À ma droite, le crépuscule se déploie comme filmé au ralenti. Le fil aiguisé de l’horizon a d’abord tranché l’iris du soleil à l’horizontale, en son milieu exactement, comme chez Buñuel ; il s’est ensuite répandu, du lumineux œil crevé, une mer de cinabre que brochent de petits éclats indigo et bleus, profonds, presque noirs, qui croissent et muent ensuite en grandes tumeurs sur le corps du ciel. La nuit tombe avec douceur sur le monde, comme une feuille à la surface d’un lac.
Les âmes qui prétendent le fuir courent en réalité derrière le passé et finissent, un jour ou l’autre, par le rattraper dans leur futur.

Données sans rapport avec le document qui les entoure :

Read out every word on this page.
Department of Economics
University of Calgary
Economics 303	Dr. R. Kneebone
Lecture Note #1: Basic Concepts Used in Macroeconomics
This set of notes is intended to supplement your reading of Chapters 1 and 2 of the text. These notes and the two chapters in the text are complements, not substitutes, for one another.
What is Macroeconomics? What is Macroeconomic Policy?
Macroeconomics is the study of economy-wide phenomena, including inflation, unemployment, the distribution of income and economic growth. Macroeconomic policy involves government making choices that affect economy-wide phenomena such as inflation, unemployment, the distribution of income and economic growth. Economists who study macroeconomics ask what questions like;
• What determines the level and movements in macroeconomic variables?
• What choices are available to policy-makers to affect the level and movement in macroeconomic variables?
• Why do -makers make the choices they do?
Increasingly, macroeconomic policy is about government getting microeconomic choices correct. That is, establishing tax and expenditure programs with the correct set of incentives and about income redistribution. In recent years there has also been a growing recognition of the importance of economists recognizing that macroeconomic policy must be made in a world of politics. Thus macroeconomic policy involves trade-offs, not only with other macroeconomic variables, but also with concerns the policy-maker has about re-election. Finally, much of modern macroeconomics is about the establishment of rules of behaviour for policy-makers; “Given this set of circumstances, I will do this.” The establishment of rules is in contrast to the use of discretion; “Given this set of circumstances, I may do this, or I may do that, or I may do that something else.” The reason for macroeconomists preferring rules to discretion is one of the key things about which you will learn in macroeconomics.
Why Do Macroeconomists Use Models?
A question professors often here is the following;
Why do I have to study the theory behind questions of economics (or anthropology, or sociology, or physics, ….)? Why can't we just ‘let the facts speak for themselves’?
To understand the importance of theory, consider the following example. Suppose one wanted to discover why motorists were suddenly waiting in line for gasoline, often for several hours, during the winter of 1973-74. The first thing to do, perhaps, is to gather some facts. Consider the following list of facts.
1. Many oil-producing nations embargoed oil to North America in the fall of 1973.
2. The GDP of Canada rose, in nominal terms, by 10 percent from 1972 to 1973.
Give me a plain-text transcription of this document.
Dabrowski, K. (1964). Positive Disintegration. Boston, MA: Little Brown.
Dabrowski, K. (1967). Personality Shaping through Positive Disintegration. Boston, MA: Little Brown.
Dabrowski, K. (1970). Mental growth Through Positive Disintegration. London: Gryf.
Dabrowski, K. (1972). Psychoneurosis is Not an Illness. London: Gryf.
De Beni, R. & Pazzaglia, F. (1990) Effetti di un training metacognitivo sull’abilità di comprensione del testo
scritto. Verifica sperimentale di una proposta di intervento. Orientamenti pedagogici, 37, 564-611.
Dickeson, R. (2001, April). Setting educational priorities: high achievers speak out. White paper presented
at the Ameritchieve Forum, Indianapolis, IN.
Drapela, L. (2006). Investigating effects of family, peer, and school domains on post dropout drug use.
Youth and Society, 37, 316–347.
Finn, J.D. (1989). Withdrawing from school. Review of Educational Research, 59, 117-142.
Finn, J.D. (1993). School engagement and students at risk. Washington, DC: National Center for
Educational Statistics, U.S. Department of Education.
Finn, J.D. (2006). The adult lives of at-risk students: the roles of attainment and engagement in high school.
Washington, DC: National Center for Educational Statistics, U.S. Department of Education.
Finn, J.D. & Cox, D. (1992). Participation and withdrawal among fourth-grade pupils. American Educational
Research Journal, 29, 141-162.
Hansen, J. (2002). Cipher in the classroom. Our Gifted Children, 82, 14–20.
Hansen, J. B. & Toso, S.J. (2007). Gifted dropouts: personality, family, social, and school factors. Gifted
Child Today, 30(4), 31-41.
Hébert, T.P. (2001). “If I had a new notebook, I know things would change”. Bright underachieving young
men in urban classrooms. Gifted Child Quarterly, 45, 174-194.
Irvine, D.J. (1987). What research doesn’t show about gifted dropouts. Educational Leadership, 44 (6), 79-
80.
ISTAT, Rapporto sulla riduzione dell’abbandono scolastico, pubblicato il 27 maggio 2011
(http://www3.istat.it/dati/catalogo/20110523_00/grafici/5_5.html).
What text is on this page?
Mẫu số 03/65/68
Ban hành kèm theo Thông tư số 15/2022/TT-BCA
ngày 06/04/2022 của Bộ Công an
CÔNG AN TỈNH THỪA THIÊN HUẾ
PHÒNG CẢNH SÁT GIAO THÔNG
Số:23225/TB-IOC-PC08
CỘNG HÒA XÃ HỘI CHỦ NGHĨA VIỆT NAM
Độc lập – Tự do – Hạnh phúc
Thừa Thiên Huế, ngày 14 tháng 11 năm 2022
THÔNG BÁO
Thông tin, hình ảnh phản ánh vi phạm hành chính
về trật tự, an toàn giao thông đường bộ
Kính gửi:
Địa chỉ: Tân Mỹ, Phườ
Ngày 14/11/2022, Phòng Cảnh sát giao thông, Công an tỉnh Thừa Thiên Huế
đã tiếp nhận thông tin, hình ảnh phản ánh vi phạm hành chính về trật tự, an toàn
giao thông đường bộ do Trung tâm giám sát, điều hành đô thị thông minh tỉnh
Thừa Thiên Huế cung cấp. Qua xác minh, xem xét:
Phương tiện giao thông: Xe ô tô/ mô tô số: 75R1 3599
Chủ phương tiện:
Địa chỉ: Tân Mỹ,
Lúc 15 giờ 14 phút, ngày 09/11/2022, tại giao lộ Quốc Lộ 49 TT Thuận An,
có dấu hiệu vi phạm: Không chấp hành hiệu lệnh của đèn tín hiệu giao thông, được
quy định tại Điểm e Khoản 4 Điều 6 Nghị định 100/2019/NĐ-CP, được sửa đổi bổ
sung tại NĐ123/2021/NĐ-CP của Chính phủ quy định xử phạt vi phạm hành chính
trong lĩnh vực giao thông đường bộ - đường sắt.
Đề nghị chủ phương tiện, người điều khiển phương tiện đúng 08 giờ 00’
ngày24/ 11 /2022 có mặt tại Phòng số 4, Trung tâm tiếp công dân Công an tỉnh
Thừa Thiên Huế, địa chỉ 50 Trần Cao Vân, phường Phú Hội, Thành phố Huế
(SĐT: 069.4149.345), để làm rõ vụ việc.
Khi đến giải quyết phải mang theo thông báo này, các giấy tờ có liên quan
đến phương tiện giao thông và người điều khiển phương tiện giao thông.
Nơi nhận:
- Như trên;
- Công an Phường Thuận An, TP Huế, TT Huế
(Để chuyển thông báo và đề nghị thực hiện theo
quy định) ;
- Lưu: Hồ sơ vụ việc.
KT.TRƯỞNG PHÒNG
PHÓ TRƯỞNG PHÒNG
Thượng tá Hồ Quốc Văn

Le passé a du temps ; il attend toujours avec patience au carrefour de l’avenir ; et c’est là qu’il ouvre à l’homme qui pensait s’en être évadé sa vraie prison à cinq cellules : l’immortalité des disparus, la permanence de l’oublié, le destin d’être coupable, la compagnie de la solitude, la malédiction salutaire de l’amour.